December 2013 – March 2014. In December I started seeing a therapist to treat my eating disorder. Unfortunately for me at that time, December is the holiday month. My therapist was unable to schedule an appointment with me before the new year. So when I finally got to see her again after nearly 4 weeks, my mental and physical health had declined rapidly. I was losing 1-2 kg per week and was unable to participate in normal activities such as meeting up with friends. I felt severely depressed and the eating disorder had quite literally sucked all the life out of me. I do not remember much of the months up until April.
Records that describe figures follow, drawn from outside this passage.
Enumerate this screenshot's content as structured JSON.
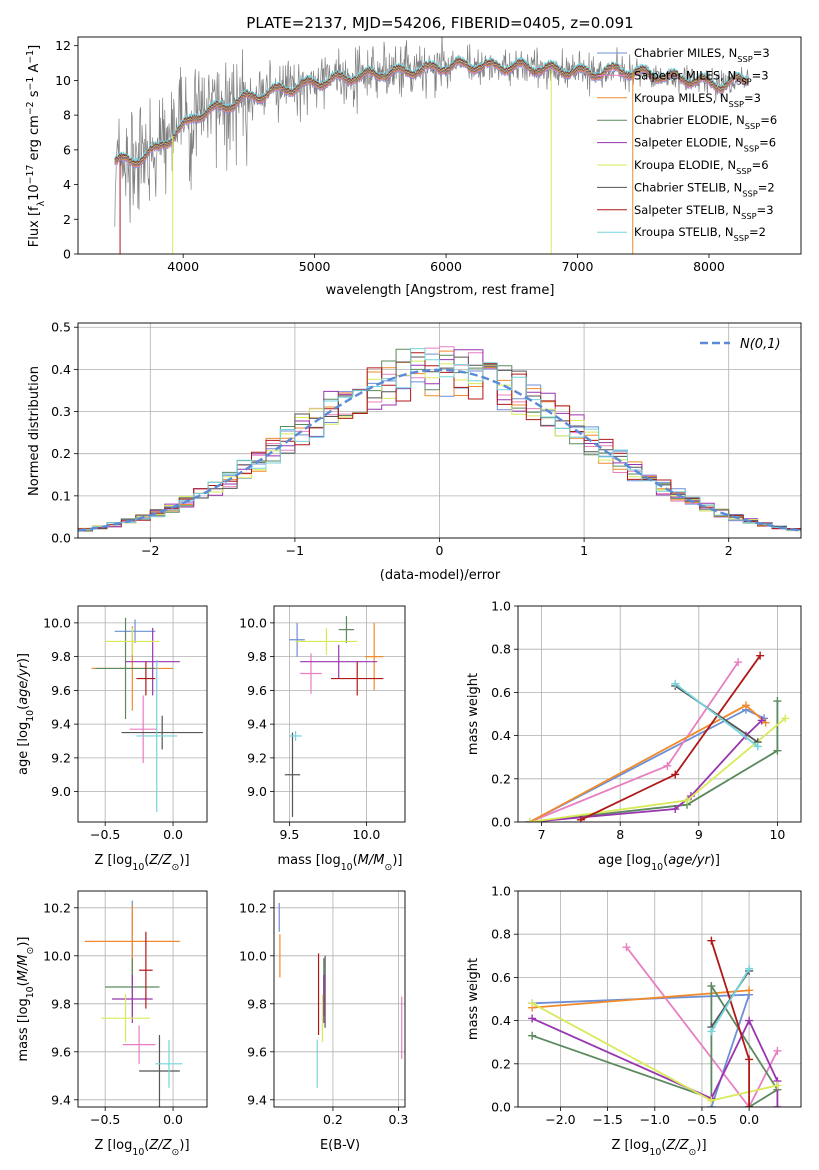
{
  "title": "PLATE=2137, MJD=54206, FIBERID=0405, z=0.091",
  "colors": {
    "Chabrier MILES": "#6c8fd6",
    "Salpeter MILES": "#e87fc1",
    "Kroupa MILES": "#f08a2c",
    "Chabrier ELODIE": "#5b8a5e",
    "Salpeter ELODIE": "#9a35b0",
    "Kroupa ELODIE": "#d8ea5a",
    "Chabrier STELIB": "#555555",
    "Salpeter STELIB": "#b01818",
    "Kroupa STELIB": "#74d4dc",
    "data": "#808080",
    "normal": "#5b8ad8",
    "grid": "#b0b0b0"
  },
  "chart_data": [
    {
      "type": "line",
      "id": "spectrum",
      "title": "PLATE=2137, MJD=54206, FIBERID=0405, z=0.091",
      "xlabel": "wavelength [Angstrom, rest frame]",
      "ylabel": "Flux [f_λ 10^-17 erg cm^-2 s^-1 A^-1]",
      "xlim": [
        3200,
        8700
      ],
      "ylim": [
        0,
        12.5
      ],
      "xticks": [
        4000,
        5000,
        6000,
        7000,
        8000
      ],
      "yticks": [
        0,
        2,
        4,
        6,
        8,
        10,
        12
      ],
      "grid": false,
      "legend_position": "right",
      "legend": [
        "Chabrier MILES, N_SSP=3",
        "Salpeter MILES, N_SSP=3",
        "Kroupa MILES, N_SSP=3",
        "Chabrier ELODIE, N_SSP=6",
        "Salpeter ELODIE, N_SSP=6",
        "Kroupa ELODIE, N_SSP=6",
        "Chabrier STELIB, N_SSP=2",
        "Salpeter STELIB, N_SSP=3",
        "Kroupa STELIB, N_SSP=2"
      ],
      "continuum": {
        "x": [
          3480,
          3600,
          3800,
          3950,
          4100,
          4300,
          4500,
          4700,
          4900,
          5100,
          5300,
          5500,
          5700,
          5900,
          6100,
          6300,
          6500,
          6700,
          6900,
          7100,
          7300,
          7500,
          7700,
          7900,
          8100,
          8300
        ],
        "y": [
          5.4,
          5.3,
          6.0,
          7.0,
          8.0,
          8.5,
          9.0,
          9.4,
          9.7,
          10.0,
          10.2,
          10.4,
          10.5,
          10.7,
          10.9,
          10.8,
          10.8,
          10.7,
          10.6,
          10.4,
          10.6,
          10.4,
          10.2,
          10.0,
          9.7,
          10.2
        ]
      }
    },
    {
      "type": "histogram",
      "id": "residuals",
      "xlabel": "(data-model)/error",
      "ylabel": "Normed distribution",
      "xlim": [
        -2.5,
        2.5
      ],
      "ylim": [
        0,
        0.51
      ],
      "xticks": [
        -2,
        -1,
        0,
        1,
        2
      ],
      "yticks": [
        0.0,
        0.1,
        0.2,
        0.3,
        0.4,
        0.5
      ],
      "grid": true,
      "bin_width": 0.1,
      "normal_label": "N(0,1)",
      "legend_position": "top-right"
    },
    {
      "type": "scatter",
      "id": "age-vs-Z",
      "xlabel": "Z [log10(Z/Z☉)]",
      "ylabel": "age [log10(age/yr)]",
      "xlim": [
        -0.7,
        0.25
      ],
      "ylim": [
        8.82,
        10.1
      ],
      "xticks": [
        -0.5,
        0.0
      ],
      "yticks": [
        9.0,
        9.2,
        9.4,
        9.6,
        9.8,
        10.0
      ],
      "grid": true,
      "errorbars": [
        {
          "model": "Chabrier MILES",
          "x": -0.28,
          "xerr": 0.15,
          "y": 9.95,
          "yerr": 0.07
        },
        {
          "model": "Salpeter MILES",
          "x": -0.22,
          "xerr": 0.1,
          "y": 9.37,
          "yerr": 0.2
        },
        {
          "model": "Kroupa MILES",
          "x": -0.3,
          "xerr": 0.3,
          "y": 9.73,
          "yerr": 0.25
        },
        {
          "model": "Chabrier ELODIE",
          "x": -0.35,
          "xerr": 0.22,
          "y": 9.73,
          "yerr": 0.3
        },
        {
          "model": "Salpeter ELODIE",
          "x": -0.15,
          "xerr": 0.2,
          "y": 9.77,
          "yerr": 0.2
        },
        {
          "model": "Kroupa ELODIE",
          "x": -0.3,
          "xerr": 0.2,
          "y": 9.89,
          "yerr": 0.08
        },
        {
          "model": "Chabrier STELIB",
          "x": -0.08,
          "xerr": 0.3,
          "y": 9.35,
          "yerr": 0.1
        },
        {
          "model": "Salpeter STELIB",
          "x": -0.2,
          "xerr": 0.07,
          "y": 9.67,
          "yerr": 0.1
        },
        {
          "model": "Kroupa STELIB",
          "x": -0.12,
          "xerr": 0.15,
          "y": 9.33,
          "yerr": 0.45
        }
      ]
    },
    {
      "type": "scatter",
      "id": "age-vs-mass",
      "xlabel": "mass [log10(M/M☉)]",
      "xlim": [
        9.4,
        10.25
      ],
      "ylim": [
        8.82,
        10.1
      ],
      "xticks": [
        9.5,
        10.0
      ],
      "yticks": [
        9.0,
        9.2,
        9.4,
        9.6,
        9.8,
        10.0
      ],
      "grid": true,
      "errorbars": [
        {
          "model": "Chabrier MILES",
          "x": 9.55,
          "xerr": 0.05,
          "y": 9.9,
          "yerr": 0.1
        },
        {
          "model": "Salpeter MILES",
          "x": 9.64,
          "xerr": 0.07,
          "y": 9.7,
          "yerr": 0.12
        },
        {
          "model": "Kroupa MILES",
          "x": 10.05,
          "xerr": 0.06,
          "y": 9.8,
          "yerr": 0.2
        },
        {
          "model": "Chabrier ELODIE",
          "x": 9.87,
          "xerr": 0.05,
          "y": 9.96,
          "yerr": 0.08
        },
        {
          "model": "Salpeter ELODIE",
          "x": 9.82,
          "xerr": 0.25,
          "y": 9.77,
          "yerr": 0.1
        },
        {
          "model": "Kroupa ELODIE",
          "x": 9.74,
          "xerr": 0.2,
          "y": 9.89,
          "yerr": 0.08
        },
        {
          "model": "Chabrier STELIB",
          "x": 9.52,
          "xerr": 0.05,
          "y": 9.1,
          "yerr": 0.25
        },
        {
          "model": "Salpeter STELIB",
          "x": 9.94,
          "xerr": 0.17,
          "y": 9.67,
          "yerr": 0.1
        },
        {
          "model": "Kroupa STELIB",
          "x": 9.54,
          "xerr": 0.04,
          "y": 9.33,
          "yerr": 0.03
        }
      ]
    },
    {
      "type": "line",
      "id": "weight-vs-age",
      "xlabel": "age [log10(age/yr)]",
      "ylabel": "mass weight",
      "xlim": [
        6.7,
        10.3
      ],
      "ylim": [
        0,
        1.0
      ],
      "xticks": [
        7,
        8,
        9,
        10
      ],
      "yticks": [
        0.0,
        0.2,
        0.4,
        0.6,
        0.8,
        1.0
      ],
      "grid": true,
      "series": [
        {
          "model": "Chabrier MILES",
          "x": [
            6.85,
            9.6,
            9.83
          ],
          "y": [
            0.0,
            0.52,
            0.48
          ]
        },
        {
          "model": "Salpeter MILES",
          "x": [
            6.85,
            8.6,
            9.5
          ],
          "y": [
            0.0,
            0.26,
            0.74
          ]
        },
        {
          "model": "Kroupa MILES",
          "x": [
            6.85,
            9.6,
            9.85
          ],
          "y": [
            0.0,
            0.54,
            0.46
          ]
        },
        {
          "model": "Chabrier ELODIE",
          "x": [
            6.85,
            8.85,
            10.0,
            10.0
          ],
          "y": [
            0.0,
            0.08,
            0.33,
            0.56
          ]
        },
        {
          "model": "Salpeter ELODIE",
          "x": [
            6.85,
            8.7,
            8.9,
            9.6,
            9.8
          ],
          "y": [
            0.0,
            0.06,
            0.12,
            0.4,
            0.47
          ]
        },
        {
          "model": "Kroupa ELODIE",
          "x": [
            6.85,
            8.85,
            10.1
          ],
          "y": [
            0.0,
            0.1,
            0.48
          ]
        },
        {
          "model": "Chabrier STELIB",
          "x": [
            8.7,
            9.75
          ],
          "y": [
            0.63,
            0.37
          ]
        },
        {
          "model": "Salpeter STELIB",
          "x": [
            7.5,
            8.7,
            9.78
          ],
          "y": [
            0.01,
            0.22,
            0.77
          ]
        },
        {
          "model": "Kroupa STELIB",
          "x": [
            8.7,
            9.75
          ],
          "y": [
            0.64,
            0.35
          ]
        }
      ]
    },
    {
      "type": "scatter",
      "id": "mass-vs-Z",
      "xlabel": "Z [log10(Z/Z☉)]",
      "ylabel": "mass [log10(M/M☉)]",
      "xlim": [
        -0.7,
        0.25
      ],
      "ylim": [
        9.37,
        10.27
      ],
      "xticks": [
        -0.5,
        0.0
      ],
      "yticks": [
        9.4,
        9.6,
        9.8,
        10.0,
        10.2
      ],
      "grid": true,
      "errorbars": [
        {
          "model": "Chabrier MILES",
          "x": -0.3,
          "xerr": 0.0,
          "y": 10.06,
          "yerr": 0.17
        },
        {
          "model": "Salpeter MILES",
          "x": -0.25,
          "xerr": 0.12,
          "y": 9.63,
          "yerr": 0.08
        },
        {
          "model": "Kroupa MILES",
          "x": -0.3,
          "xerr": 0.35,
          "y": 10.06,
          "yerr": 0.15
        },
        {
          "model": "Chabrier ELODIE",
          "x": -0.3,
          "xerr": 0.2,
          "y": 9.87,
          "yerr": 0.12
        },
        {
          "model": "Salpeter ELODIE",
          "x": -0.3,
          "xerr": 0.15,
          "y": 9.82,
          "yerr": 0.1
        },
        {
          "model": "Kroupa ELODIE",
          "x": -0.35,
          "xerr": 0.18,
          "y": 9.74,
          "yerr": 0.1
        },
        {
          "model": "Chabrier STELIB",
          "x": -0.1,
          "xerr": 0.15,
          "y": 9.52,
          "yerr": 0.15
        },
        {
          "model": "Salpeter STELIB",
          "x": -0.2,
          "xerr": 0.05,
          "y": 9.94,
          "yerr": 0.16
        },
        {
          "model": "Kroupa STELIB",
          "x": -0.03,
          "xerr": 0.1,
          "y": 9.55,
          "yerr": 0.1
        }
      ]
    },
    {
      "type": "scatter",
      "id": "mass-vs-EBV",
      "xlabel": "E(B-V)",
      "xlim": [
        0.11,
        0.31
      ],
      "ylim": [
        9.37,
        10.27
      ],
      "xticks": [
        0.2,
        0.3
      ],
      "yticks": [
        9.4,
        9.6,
        9.8,
        10.0,
        10.2
      ],
      "grid": true,
      "errorbars": [
        {
          "model": "Chabrier MILES",
          "x": 0.118,
          "y": 10.16,
          "yerr": 0.06
        },
        {
          "model": "Salpeter MILES",
          "x": 0.305,
          "y": 9.7,
          "yerr": 0.13
        },
        {
          "model": "Kroupa MILES",
          "x": 0.119,
          "y": 10.0,
          "yerr": 0.09
        },
        {
          "model": "Chabrier ELODIE",
          "x": 0.186,
          "y": 9.87,
          "yerr": 0.12
        },
        {
          "model": "Salpeter ELODIE",
          "x": 0.186,
          "y": 9.82,
          "yerr": 0.1
        },
        {
          "model": "Kroupa ELODIE",
          "x": 0.184,
          "y": 9.74,
          "yerr": 0.1
        },
        {
          "model": "Chabrier STELIB",
          "x": 0.188,
          "y": 9.85,
          "yerr": 0.15
        },
        {
          "model": "Salpeter STELIB",
          "x": 0.178,
          "y": 9.84,
          "yerr": 0.17
        },
        {
          "model": "Kroupa STELIB",
          "x": 0.176,
          "y": 9.55,
          "yerr": 0.1
        }
      ]
    },
    {
      "type": "line",
      "id": "weight-vs-Z",
      "xlabel": "Z [log10(Z/Z☉)]",
      "ylabel": "mass weight",
      "xlim": [
        -2.45,
        0.55
      ],
      "ylim": [
        0,
        1.0
      ],
      "xticks": [
        -2.0,
        -1.5,
        -1.0,
        -0.5,
        0.0
      ],
      "yticks": [
        0.0,
        0.2,
        0.4,
        0.6,
        0.8,
        1.0
      ],
      "grid": true,
      "series": [
        {
          "model": "Chabrier MILES",
          "x": [
            -2.3,
            0.0,
            -0.4
          ],
          "y": [
            0.48,
            0.52,
            0.0
          ]
        },
        {
          "model": "Salpeter MILES",
          "x": [
            -1.3,
            0.0,
            0.3
          ],
          "y": [
            0.74,
            0.0,
            0.26
          ]
        },
        {
          "model": "Kroupa MILES",
          "x": [
            -2.3,
            0.0
          ],
          "y": [
            0.46,
            0.54
          ]
        },
        {
          "model": "Chabrier ELODIE",
          "x": [
            -2.3,
            -0.4,
            -0.4,
            0.3,
            0.0
          ],
          "y": [
            0.33,
            0.04,
            0.56,
            0.08,
            0.0
          ]
        },
        {
          "model": "Salpeter ELODIE",
          "x": [
            -2.3,
            -0.4,
            0.0,
            0.3,
            0.3
          ],
          "y": [
            0.41,
            0.04,
            0.4,
            0.12,
            0.0
          ]
        },
        {
          "model": "Kroupa ELODIE",
          "x": [
            -2.3,
            -0.4,
            0.3
          ],
          "y": [
            0.48,
            0.03,
            0.1
          ]
        },
        {
          "model": "Chabrier STELIB",
          "x": [
            -0.4,
            0.0
          ],
          "y": [
            0.37,
            0.63
          ]
        },
        {
          "model": "Salpeter STELIB",
          "x": [
            -0.4,
            0.0,
            0.0
          ],
          "y": [
            0.77,
            0.22,
            0.0
          ]
        },
        {
          "model": "Kroupa STELIB",
          "x": [
            -0.4,
            0.0
          ],
          "y": [
            0.35,
            0.64
          ]
        }
      ]
    }
  ]
}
I do remember that I was clinging to the little fun things I had left in my life: the Valentine’s School Dance, my birthday and Tilda and her Instagram account. But it was not enough. My life was going downhill. I was 100% sure that I was a fat piece of sh*t. I hated the way I looked and behaved (insecure, anxious, angry). I started mutilating myself by scratching and sometimes even cutting my thighs and stomach and I felt very strongly that the world (and especially my parents) would be better off without me.
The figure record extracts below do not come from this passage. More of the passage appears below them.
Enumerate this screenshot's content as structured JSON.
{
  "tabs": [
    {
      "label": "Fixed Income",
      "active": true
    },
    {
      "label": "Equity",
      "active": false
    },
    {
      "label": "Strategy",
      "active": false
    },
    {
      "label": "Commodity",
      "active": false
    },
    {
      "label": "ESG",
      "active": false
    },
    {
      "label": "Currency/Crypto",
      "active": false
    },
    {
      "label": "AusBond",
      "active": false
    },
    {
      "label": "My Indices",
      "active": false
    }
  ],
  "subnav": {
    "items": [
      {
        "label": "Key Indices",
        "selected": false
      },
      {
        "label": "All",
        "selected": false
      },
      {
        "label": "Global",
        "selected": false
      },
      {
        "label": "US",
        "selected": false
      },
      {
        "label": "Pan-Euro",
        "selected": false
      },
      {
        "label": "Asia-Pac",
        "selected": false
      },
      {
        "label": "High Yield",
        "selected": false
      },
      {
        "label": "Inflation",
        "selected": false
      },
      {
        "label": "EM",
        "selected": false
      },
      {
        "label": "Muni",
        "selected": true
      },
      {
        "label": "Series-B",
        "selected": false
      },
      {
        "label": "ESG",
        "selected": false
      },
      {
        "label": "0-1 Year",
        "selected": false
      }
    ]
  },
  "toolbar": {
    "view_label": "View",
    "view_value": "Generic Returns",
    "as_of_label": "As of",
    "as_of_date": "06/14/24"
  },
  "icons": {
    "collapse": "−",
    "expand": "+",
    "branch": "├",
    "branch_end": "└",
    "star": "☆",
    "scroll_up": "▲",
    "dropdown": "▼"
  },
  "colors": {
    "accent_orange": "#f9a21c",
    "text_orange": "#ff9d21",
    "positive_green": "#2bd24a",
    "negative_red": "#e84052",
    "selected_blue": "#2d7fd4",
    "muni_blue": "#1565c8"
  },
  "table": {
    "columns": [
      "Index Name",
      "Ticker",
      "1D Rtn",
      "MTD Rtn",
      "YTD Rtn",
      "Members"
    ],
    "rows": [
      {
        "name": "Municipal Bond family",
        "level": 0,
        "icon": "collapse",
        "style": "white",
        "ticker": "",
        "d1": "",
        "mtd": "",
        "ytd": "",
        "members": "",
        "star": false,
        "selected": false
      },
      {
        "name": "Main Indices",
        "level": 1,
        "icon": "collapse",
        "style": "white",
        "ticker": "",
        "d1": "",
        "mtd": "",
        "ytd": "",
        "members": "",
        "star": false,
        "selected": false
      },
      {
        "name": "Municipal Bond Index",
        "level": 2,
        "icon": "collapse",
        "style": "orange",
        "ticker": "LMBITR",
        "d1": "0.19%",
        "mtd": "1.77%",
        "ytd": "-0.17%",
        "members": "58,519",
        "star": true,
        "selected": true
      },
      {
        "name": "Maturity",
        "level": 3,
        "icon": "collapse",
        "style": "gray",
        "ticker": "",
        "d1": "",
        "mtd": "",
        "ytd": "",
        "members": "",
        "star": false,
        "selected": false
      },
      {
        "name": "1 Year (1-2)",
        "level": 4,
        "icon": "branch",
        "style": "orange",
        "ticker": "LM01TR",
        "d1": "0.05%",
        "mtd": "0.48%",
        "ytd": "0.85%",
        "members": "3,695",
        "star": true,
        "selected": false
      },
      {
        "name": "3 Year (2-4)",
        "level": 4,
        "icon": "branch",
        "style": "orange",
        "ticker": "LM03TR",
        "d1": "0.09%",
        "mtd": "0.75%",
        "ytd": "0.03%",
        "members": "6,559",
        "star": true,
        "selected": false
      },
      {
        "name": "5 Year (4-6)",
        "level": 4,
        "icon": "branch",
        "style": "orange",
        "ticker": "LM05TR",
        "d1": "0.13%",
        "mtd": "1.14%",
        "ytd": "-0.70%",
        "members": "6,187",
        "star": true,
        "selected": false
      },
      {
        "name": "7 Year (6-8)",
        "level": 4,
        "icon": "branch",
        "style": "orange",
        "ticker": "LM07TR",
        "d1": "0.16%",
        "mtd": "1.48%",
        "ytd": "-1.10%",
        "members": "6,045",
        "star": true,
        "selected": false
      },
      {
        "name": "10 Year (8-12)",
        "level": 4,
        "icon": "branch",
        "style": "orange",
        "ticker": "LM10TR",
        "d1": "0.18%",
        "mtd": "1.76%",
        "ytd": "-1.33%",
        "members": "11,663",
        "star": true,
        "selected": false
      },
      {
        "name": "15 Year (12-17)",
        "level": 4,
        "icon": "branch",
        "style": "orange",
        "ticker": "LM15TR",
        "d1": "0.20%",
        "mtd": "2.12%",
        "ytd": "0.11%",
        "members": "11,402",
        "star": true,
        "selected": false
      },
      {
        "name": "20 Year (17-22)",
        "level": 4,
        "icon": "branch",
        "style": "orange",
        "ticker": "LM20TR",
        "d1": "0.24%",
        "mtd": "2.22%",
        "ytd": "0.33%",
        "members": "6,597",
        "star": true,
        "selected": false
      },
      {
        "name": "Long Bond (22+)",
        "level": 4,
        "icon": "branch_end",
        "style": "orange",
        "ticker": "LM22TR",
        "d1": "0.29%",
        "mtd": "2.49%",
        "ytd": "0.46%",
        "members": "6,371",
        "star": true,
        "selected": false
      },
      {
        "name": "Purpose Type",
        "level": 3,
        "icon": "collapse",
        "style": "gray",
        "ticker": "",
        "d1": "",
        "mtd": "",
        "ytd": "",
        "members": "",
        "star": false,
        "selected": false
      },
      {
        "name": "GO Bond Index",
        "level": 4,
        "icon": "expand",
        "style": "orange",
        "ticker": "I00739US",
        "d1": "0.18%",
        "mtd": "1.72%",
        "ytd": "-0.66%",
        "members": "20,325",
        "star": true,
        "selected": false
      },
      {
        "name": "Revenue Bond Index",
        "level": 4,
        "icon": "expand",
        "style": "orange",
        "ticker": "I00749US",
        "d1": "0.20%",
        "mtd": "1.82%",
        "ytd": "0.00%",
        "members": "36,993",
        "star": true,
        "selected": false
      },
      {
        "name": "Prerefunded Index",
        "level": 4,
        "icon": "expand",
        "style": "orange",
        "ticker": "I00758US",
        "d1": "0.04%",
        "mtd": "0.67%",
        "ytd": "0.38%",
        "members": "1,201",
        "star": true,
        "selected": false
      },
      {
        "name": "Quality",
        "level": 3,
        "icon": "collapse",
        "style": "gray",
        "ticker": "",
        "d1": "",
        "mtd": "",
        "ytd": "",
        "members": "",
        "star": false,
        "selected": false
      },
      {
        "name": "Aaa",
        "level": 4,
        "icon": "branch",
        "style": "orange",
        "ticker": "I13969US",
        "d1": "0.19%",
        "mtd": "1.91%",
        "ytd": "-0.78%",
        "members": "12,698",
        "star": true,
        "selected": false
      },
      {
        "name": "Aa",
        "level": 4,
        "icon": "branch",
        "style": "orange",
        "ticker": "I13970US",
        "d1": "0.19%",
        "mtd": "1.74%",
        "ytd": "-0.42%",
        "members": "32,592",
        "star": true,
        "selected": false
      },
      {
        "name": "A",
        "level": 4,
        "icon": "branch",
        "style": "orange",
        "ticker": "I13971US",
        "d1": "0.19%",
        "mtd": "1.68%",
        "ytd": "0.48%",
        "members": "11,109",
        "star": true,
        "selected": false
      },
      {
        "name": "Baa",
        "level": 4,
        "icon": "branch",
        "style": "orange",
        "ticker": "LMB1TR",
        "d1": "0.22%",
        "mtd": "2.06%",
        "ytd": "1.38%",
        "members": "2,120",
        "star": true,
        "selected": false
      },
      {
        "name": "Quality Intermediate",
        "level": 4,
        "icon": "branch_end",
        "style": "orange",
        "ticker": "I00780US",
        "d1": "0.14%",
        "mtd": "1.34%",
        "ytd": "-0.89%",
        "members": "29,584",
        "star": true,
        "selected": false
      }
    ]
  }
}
May 2014. I stayed in the treatment center until my little brother’s birthday, May 27th. That was the end of my six-week stay. Physically I had improved. But mentally, the treatment center had done me more harm than good. I will not go into detail about this but certain things that happened there still haunt me to this day. It was a very traumatic experience. During my stay, there was not a moment that I was not trying my very best to get better. I wanted to leave this horrible mental illness behind me. I wanted to be normal again. But I cannot explain how hard it is to find motivation from within to live when you feel so lonely and depressed. It was Tilda who pushed me to keep going. She was my motivation to come home. It was Tilda who reminded me what feelings were. The one or two times my parents brought her with them to the treatment center were the happiest visits of all, even though I cried the most when Tilda was there too. She made me so incredibly happy. Because to her I was just Lieke. I was not mentally ill to her. I was just a part of her life, like she was part of mine. That is why it hurt me so much that the docters forbid me to play or walk with her when I was home during the weekends because doing little things like these could already undermine my physical health. It broke my heart. This illness had taken away from me what I cared for the most: my dog.
Today, 2017. I am still here. Tilda is still here. The eating disorder is still here. The depression is still here. The anxiety is still here. But I am a stronger person. I have faith in the future. I finally have faith in myself. I still feel lonely sometimes but I know now that I am not alone. Tilda is still the only one who can really comfort me when I have nightmares or panic attacks but that is OK, if that is what works for me now. She is my little service dog. I could not be more grateful to have her in my life.